Cruz backs ‘birthers’ into a corner

“Birthers” are backed into a corner when it comes to the eligibility of Sen. Ted Cruz, R-Texas, to run for president. The tea party favorite released his birth certificate Sunday showing that he was born in Canada to an American mother. That makes Cruz a dual citizen of Canada and America. Some claimed that Barack Obama couldn’t be president because they believed (falsely) that he wasn’t born in the United States. Will they hold Cruz to that same standard? Most legal scholars believe that an American born overseas to an American parent is still eligible to be president, but that’s not what birthers believe – at least while Obama is president.

Expect more ALEC-backed bills targeting energy standards

A number of the bills that come before the Kansas Legislature have emerged from the American Legislative Exchange Council and its task forces. House Energy and Environment Committee Chairman Dennis Hedke, R-Wichita, told the Topeka Capital-Journal about two ideas out of the recent ALEC convention that would target state renewable energy standards – the “Market-Power Renewables Act” and the “Renewable Energy Credit Act.” One would let consumers choose whether to purchase electricity from renewable sources from their utilities.

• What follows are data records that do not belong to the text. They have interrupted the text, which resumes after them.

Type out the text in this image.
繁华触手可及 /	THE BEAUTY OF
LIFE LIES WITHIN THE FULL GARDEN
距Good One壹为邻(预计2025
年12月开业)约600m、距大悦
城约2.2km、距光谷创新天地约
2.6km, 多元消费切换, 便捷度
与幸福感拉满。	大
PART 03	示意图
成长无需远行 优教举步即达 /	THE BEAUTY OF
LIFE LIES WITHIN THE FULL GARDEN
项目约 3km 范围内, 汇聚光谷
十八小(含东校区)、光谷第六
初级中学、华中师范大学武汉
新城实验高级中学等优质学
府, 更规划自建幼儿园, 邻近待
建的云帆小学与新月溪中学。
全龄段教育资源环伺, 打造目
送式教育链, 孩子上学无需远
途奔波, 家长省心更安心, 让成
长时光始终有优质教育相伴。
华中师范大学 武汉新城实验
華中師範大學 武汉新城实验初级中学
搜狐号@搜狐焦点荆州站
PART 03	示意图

Hedke told the Capital-Journal that his ALEC task force also approved a resolution opposing a carbon tax. “The overall group was very diverse, with a great number of states represented, expertise appearing in panels, and other very valuable metrics,” said Hedke, one of 11 Kansas GOP legislators who used state dollars to pay their $475 ALEC conference registration fee in advance.

Loss of No Child waiver is not an option

The U.S. Department of Education’s warning Thursday that Kansas is at “high risk” of losing its No Child Left Behind waiver was hardly good news. But the Kansas State Department of Education has been working on the issue of concern – the need for a new system that uses student achievement data to evaluate teachers and principals. It’s hard to imagine state officials won’t meet the federal officials’ expectations to submit a more detailed plan within 30 days and ensure that the waiver is extended beyond the new school year. In any case, failure to do so is not an option, because of the havoc the loss of the waiver would cause for school districts across the state.